While Parnell’s statement contained little information about Phelan’s departure, the New York Times characterized it as a “firing,” saying that it followed months of disagreements with senior members of the Department of Defense over how to revamp the Navy’s shipbuilding program. Phelan is the latest cabinet secretary to leave during President Donald Trump’s second term. Earlier this week, Labor Secretary Lori Chavez-DeRemer resigned amid allegations of abuse of power, per the Associated Press.

Per the Times, Phelan got caught between Defense Secretary Pete Hegseth and Deputy Defense Secretary Stephen Feinberg, the latter of whom progressively took over Phelan’s responsibilities in the shipbuilding effort. Phelan had repeatedly pushed for an initiative called—not kidding—“Golden Fleet” with an aim to build—again, not a joke—a “Trump-class” of battleships.

The timing of Phelan’s departure would seem to back up the idea that this was not planned. On Tuesday, Phelan met with media to discuss the shipbuilding effort, according to the Military Times, which noted that he also delivered a keynote address at the Navy League’s annual Sea-Air-Space symposium.

Phelan, founder of Palm Beach–based private investment firm Rugger Management, brought no military experience to the role but had significant ties to the art world. (For more than two decades, he also ran Michael Dell’s private office.) His contemporary art collection, housed between properties in Aspen, Colorado, and Palm Beach, Florida, includes works by Andreas Gursky, Lisa Yuskavage, Cindy Sherman, Richard Prince, Jenny Holzer, and Marilyn Minter.

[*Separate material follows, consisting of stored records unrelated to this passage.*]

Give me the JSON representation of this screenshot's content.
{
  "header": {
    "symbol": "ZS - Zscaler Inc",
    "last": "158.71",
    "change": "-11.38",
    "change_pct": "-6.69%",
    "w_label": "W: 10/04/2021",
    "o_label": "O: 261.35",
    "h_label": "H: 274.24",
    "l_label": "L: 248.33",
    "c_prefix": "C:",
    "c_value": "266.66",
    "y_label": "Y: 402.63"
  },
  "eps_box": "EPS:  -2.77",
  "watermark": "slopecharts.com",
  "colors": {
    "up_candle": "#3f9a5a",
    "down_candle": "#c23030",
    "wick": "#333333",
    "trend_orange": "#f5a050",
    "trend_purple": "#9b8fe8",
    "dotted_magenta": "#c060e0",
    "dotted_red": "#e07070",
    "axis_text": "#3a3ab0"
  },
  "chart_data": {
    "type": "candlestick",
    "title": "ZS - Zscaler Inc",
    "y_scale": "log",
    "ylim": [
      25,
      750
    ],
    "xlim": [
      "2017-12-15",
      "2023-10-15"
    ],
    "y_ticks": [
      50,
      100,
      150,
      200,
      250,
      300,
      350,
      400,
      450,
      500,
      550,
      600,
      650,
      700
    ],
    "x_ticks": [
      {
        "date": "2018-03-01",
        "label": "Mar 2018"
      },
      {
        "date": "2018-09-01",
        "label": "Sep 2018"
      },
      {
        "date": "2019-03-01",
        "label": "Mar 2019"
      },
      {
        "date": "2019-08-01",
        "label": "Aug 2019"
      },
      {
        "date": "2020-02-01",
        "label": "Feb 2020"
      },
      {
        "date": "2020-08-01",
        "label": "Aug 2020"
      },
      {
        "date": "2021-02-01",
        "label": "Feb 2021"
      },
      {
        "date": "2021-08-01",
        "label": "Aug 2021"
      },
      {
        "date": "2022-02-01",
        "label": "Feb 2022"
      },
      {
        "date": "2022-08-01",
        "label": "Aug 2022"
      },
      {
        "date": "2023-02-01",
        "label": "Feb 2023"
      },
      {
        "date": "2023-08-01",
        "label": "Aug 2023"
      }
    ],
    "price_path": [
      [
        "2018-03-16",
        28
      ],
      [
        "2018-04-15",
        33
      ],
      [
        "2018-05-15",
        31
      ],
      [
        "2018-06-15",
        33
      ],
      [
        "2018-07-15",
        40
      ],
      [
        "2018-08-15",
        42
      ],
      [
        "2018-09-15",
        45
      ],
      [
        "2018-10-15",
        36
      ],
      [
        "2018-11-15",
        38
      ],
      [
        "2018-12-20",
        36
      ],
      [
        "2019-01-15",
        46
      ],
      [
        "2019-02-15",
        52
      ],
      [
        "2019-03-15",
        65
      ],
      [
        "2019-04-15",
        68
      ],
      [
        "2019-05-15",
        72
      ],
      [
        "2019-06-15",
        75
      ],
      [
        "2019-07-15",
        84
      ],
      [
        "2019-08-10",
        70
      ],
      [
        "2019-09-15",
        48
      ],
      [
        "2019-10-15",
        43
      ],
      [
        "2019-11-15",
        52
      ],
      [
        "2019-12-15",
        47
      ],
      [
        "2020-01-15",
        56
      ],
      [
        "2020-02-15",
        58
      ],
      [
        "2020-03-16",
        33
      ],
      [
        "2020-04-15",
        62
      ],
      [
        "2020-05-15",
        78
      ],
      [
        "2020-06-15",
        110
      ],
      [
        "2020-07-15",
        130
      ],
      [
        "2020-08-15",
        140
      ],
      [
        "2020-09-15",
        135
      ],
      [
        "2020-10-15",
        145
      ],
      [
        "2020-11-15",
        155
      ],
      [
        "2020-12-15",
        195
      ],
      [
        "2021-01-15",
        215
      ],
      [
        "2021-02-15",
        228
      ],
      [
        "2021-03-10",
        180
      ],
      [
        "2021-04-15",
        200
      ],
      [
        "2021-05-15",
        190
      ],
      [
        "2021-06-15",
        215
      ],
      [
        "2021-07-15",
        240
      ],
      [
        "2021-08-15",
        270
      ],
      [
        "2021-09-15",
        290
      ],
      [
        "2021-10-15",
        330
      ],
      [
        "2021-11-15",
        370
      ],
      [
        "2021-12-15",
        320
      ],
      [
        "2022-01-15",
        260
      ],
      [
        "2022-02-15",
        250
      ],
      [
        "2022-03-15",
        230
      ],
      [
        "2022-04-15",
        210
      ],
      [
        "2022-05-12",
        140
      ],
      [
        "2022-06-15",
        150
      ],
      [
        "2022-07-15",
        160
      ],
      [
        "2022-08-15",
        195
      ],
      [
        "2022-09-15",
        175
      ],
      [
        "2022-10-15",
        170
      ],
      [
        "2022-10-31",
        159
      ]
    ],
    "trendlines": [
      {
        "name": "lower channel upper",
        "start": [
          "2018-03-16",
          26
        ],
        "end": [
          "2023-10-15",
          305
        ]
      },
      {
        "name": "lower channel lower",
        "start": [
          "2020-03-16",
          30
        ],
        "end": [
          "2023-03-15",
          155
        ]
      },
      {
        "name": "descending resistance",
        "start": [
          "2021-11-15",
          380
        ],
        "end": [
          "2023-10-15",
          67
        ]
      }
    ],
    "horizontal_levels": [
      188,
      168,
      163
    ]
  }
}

Phelan’s path into the Trump White House was paved with major donations, both to Trump’s 2024 campaign and to Republican candidates. As previously reported by ARTnews, Phelan donated over $1.8 million in 2024 to Republican candidates, parties, and political action committees. He and his wife Amy, with whom he collects art, held a fundraising dinner at their Aspen home that year, raising $12 million for the Trump campaign. Attendees were required to give donations of $25,000 to $500,000 per couple for attendance; guests included casino mogul and major art collector Steve Wynn and Texas governor Greg Abbott, among others.

Phelan has served as a board member of the Aspen Art Museum, where Amy serves on the national council, and the couple held membership on the North American acquisitions council of the Tate museums and the contemporary art council of the Museum of Modern Art. Their Aspen property was once a requisite gathering place for the art world in Aspen, hosting WineCrush until 2019. More recently, it hosted a 2022 amfAR gala that raised $5.3 million for AIDS research.

Phelan was confirmed as Navy Secretary in March 2025, by a 62–30 vote. His tenure, in the end, lased just 13 months.

Phelan previously faced scrutiny in February when flight logs in the so-called Epstein files showed that he flew on the private jet of the convicted sex offender Jeffrey Epstein in 2006, just four months before Epstein was indicated in Florida on felony solicitation of prostitution. A friend of Phelan’s told CNN, which broke that story, that the flight was the only time Phelan interacted with Epstein, and had been invited on the flight by then-CEO of Bear Stearns Jimmy Cayne.